Abstract 1275P
Background
Factors involved in non-small cell lung cancer (NSCLC) recurrence remain to be elucidated. Previous studies have revealed that the premalignant process in the small bronchi distant from the tumor is associated with NSCLC progression: patients with basal cell hyperplasia (BCH) more often have distant metastases, whereas patients with BCH combined with squamous metaplasia (SM) predominantly show locoregional relapses. The molecular mechanisms of this association are still not understood. Here, we aimed to assess the mutational landscape of NSCLC in patients with different premalignant bronchial lesions.
Methods
The study included 38 (58.8±8.6 years old) patients with NSCLC (T1-4N0-3M0): 22 cases with isolated BCH and 16 cases with the presence of BCH and SM (BCH+SM).
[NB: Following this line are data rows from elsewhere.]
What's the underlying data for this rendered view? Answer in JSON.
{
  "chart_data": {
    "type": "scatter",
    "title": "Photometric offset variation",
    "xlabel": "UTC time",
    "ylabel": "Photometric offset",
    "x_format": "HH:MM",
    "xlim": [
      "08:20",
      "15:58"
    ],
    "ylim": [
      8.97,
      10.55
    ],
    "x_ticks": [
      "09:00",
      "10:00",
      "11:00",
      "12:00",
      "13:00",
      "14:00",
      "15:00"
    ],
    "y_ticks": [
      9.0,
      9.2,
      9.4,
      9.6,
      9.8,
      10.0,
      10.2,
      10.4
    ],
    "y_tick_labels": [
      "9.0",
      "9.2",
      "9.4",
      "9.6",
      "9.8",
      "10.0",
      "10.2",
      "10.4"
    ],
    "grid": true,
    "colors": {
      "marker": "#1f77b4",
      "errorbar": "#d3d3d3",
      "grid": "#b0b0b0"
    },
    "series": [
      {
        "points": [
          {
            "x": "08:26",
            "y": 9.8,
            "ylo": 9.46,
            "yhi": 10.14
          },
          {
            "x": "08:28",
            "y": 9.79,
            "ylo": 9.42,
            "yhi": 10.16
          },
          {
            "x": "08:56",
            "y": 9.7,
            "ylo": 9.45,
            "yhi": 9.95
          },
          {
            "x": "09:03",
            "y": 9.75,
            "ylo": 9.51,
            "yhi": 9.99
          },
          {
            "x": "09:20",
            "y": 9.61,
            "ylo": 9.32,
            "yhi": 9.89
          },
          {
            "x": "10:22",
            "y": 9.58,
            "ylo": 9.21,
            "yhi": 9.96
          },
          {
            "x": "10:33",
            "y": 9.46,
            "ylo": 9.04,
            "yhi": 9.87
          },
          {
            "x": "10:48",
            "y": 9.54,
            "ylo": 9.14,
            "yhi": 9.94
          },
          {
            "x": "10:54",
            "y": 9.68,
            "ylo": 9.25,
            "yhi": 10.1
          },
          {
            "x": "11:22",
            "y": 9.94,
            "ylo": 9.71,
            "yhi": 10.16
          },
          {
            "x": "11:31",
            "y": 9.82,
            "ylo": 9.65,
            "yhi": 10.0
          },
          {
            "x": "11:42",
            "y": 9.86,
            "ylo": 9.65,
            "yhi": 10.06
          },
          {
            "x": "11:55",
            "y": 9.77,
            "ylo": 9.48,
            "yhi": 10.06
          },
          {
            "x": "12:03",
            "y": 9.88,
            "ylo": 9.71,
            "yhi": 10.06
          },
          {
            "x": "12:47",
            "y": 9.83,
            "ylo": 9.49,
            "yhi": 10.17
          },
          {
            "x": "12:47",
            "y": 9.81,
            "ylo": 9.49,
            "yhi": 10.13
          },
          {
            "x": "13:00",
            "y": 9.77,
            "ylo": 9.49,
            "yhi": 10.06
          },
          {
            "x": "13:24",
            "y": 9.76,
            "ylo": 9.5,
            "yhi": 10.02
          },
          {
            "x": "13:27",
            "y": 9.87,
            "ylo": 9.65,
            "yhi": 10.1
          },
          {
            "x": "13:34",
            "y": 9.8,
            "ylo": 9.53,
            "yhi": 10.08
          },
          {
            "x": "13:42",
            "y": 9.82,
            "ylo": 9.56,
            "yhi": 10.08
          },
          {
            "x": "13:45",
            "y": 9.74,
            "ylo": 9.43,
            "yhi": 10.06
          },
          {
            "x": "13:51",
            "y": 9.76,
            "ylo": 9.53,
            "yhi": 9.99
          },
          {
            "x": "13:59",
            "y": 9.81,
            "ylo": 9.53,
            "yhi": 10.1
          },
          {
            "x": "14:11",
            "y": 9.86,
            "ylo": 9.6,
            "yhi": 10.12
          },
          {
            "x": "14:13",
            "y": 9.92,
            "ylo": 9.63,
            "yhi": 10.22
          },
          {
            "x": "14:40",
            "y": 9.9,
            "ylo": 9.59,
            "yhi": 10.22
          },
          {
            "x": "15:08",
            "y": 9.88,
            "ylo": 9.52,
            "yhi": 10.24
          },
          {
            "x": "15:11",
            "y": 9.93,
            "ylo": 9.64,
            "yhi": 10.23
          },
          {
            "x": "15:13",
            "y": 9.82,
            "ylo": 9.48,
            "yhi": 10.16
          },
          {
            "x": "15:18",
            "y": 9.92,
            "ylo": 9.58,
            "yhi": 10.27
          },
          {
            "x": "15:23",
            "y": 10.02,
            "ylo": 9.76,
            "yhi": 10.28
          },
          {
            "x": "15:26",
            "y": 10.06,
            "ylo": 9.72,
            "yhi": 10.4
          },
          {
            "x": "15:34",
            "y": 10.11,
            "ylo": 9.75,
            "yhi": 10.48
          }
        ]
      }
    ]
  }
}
Premalignant lesions were identified in hematoxylin and eosin-stained sections of formalin-fixed paraffin-embedded samples of small bronchi distant (3-5 cm) from the tumor. Tumor samples were sequenced on a NextSeq 500 (Illumina) using SureSelect XT Human All Exon v7 kit (Agilent). Data were analyzed using the GATK pipeline, and genetic variants were annotated using the ANNOVAR tool.
Results
Functional mutations were 1.3 times higher in NSCLC patients with BCH and SM than in cases with BCH. Among patients with BCH, mutations were 1.3 times more frequent in metastatic tumors than in non-metastatic tumors. The most frequently mutated gene in both patient groups was TP53; however, stop-gain mutations of exon 10 that affect protein folding were detected only in BCH+SM cases. Also, all patients harbored mutations in common drivers of carcinogenesis (LRP1B, KEAP1, FAT3, KMT2D, etc.). Nevertheless, ARID1A and NF1 genes were mutated only in BCH cases, whereas RET, STK11, and PBRM1 mutations were detected in BCH+SM patients. Moreover, BCH patients more often harbored mutations in cell movement and adhesion genes (DNAH9, NRXN1, FREM3, and RELN), while BCH+SM cases frequently had mutated genes involved in cell polarity, proliferation, and apoptosis (FMN2, PKHD1, and PRKCB1).
Conclusions
Thus, the mutational landscape of NSCLC is different between patients with BCH and BCH+SM. This study was funded by the Russian Science Foundation (grant #20-75-10060).
Clinical trial identification
Editorial acknowledgement
Legal entity responsible for the study
Cancer Research Institute, Tomsk National Research Medical Center.
Funding
Russian Science Foundation (grant #20-75-10060).
Disclosure
All authors have declared no conflicts of interest.